Port Townsend has avoided the ruin that has befallen the majority of small towns in the American west by turning to the tourist trade. The result -- a remodeled, gentrified downtown shopping district that's excessively boutiquey, chi-chi, and cute, is unsatisfying, but certainly not as depressing as the rows of boarded-up storefronts of Winslow, Arizona. Neither is it as self-contradicting as the working-class, simultaneous dilapidation and Wal-Martization of places like Cottage Grove, Oregon.

However, November is the beginning of the deep part of the off season in Port Townsend, which means the town is left with idle and trafficless boutique and restaurant operators, and the substratum of poor-to-modestly-prosperous hippies who populate the place, making their marginal living off the same seasonal resource as everyone else plus various and sundry above-ground and underground sidelines.

Townsend has the advantages of being beautifully sited, with salt water on three sides and a vital travel connection (Washington State Ferries), a wealth of well-preserved and extensively renovated Victorian architecture, both residential and commercial, and a climate which is warmer and sunnier than most of the rest of the region during summer. The Olympic Peninsula thus serves as a kind of funnel with the narrow end at Port Townsend naturally routing all the region's summertime tourists into this small and attractive city. It has survived and avoided the desolation common to 90 percent of the other villages in this part of the world only by paying a price. A place such as this can only get by pretending to be cuter than it really is.

I'll be coming back here regularly in the late fall, winter, and early spring, but will probably avoid the place during the time of warm weather.

I guess they're still planning to have that election people have been talking about. I think it's on Tuesday. Our long national nightmare is just about over.

I already voted -- for the Democrat -- and I hope he wins. Other than that, I don't intend paying too much attention to it until Wednesday morning, when somebody will have one. And somebody will have won, also. And, it goes without saying, somebody will have lost, also.

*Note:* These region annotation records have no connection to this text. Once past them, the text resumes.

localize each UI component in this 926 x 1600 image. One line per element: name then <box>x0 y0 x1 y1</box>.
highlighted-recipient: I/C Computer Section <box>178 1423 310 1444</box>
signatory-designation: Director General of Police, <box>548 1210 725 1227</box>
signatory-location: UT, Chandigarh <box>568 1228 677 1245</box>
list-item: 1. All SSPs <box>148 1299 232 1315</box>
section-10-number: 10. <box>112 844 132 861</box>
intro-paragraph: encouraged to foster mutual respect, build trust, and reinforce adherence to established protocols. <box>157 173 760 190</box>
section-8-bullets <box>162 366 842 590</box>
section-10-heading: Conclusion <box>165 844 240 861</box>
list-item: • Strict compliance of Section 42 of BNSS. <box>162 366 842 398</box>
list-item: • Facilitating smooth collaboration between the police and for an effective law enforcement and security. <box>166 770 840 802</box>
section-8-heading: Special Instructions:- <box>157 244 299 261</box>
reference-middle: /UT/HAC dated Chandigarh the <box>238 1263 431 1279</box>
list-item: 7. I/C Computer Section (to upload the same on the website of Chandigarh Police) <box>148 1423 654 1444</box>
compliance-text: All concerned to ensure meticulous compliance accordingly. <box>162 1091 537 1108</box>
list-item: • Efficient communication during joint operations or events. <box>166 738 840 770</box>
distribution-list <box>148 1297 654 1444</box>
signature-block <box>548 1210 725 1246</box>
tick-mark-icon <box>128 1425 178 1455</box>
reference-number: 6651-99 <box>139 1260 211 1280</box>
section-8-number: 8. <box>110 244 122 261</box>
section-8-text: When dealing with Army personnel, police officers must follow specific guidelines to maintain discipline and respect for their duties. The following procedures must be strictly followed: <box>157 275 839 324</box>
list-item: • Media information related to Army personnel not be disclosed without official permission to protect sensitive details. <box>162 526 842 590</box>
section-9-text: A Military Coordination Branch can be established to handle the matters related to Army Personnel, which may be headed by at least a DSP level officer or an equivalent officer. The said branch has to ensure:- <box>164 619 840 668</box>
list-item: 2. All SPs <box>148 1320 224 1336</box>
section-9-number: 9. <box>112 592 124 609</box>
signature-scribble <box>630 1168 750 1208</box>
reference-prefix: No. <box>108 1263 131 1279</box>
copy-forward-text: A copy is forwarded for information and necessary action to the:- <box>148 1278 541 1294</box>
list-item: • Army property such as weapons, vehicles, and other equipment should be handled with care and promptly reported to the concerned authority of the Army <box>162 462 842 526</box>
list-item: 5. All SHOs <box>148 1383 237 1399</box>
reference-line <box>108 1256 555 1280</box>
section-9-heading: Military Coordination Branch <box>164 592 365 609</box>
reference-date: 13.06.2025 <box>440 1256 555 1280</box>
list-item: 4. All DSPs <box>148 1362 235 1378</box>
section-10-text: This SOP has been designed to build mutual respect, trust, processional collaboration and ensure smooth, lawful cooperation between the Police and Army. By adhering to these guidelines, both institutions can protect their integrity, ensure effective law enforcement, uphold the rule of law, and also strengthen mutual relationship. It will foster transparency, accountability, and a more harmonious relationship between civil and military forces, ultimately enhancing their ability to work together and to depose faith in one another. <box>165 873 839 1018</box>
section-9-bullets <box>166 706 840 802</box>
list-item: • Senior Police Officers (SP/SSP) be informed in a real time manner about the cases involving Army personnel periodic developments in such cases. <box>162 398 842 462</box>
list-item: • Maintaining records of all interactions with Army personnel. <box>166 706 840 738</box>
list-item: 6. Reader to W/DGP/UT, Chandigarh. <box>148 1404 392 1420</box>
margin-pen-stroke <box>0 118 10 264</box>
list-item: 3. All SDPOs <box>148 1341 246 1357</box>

It's turned into real moon madness, and has brought out some of the most unattractive traits imaginable in the various humans and others who are obsessed with it.

Meanwhile, Bill Kristol, one of the stupidest morons on the planet, and an outstanding candidate for the Stupid Olympics decathlon, was back on the Daily Show again the other night, and The E&P Pub reports:

Appearing once again on The Daily Show, Bill Kristol, Jon Stewart's favorite whipping boy ("Bill Kristol, aren't you ever right?"), tonight defended the McCain-Palin ticket, at one point informing the show's host that he was getting his news from suspect sources. "You're reading The New York Times too much," he declared.

"Bill, you work for The New York Times," Stewart pointed out.


It's true. Kristol writes a column for the New York Times. I haven't ever actually read it, since I'm not a masochist, but I've heard there are some people who do.

So much for the Times's Liberal Media cred.


Photo of downtown Port Townsend by Paul, 2004.


Joe said...

One thing that I would miss about the cold-hot climate here in SoOh is the lushness of the deciduous greenery.

Joe said...

Maple trees, too, are a part of it here.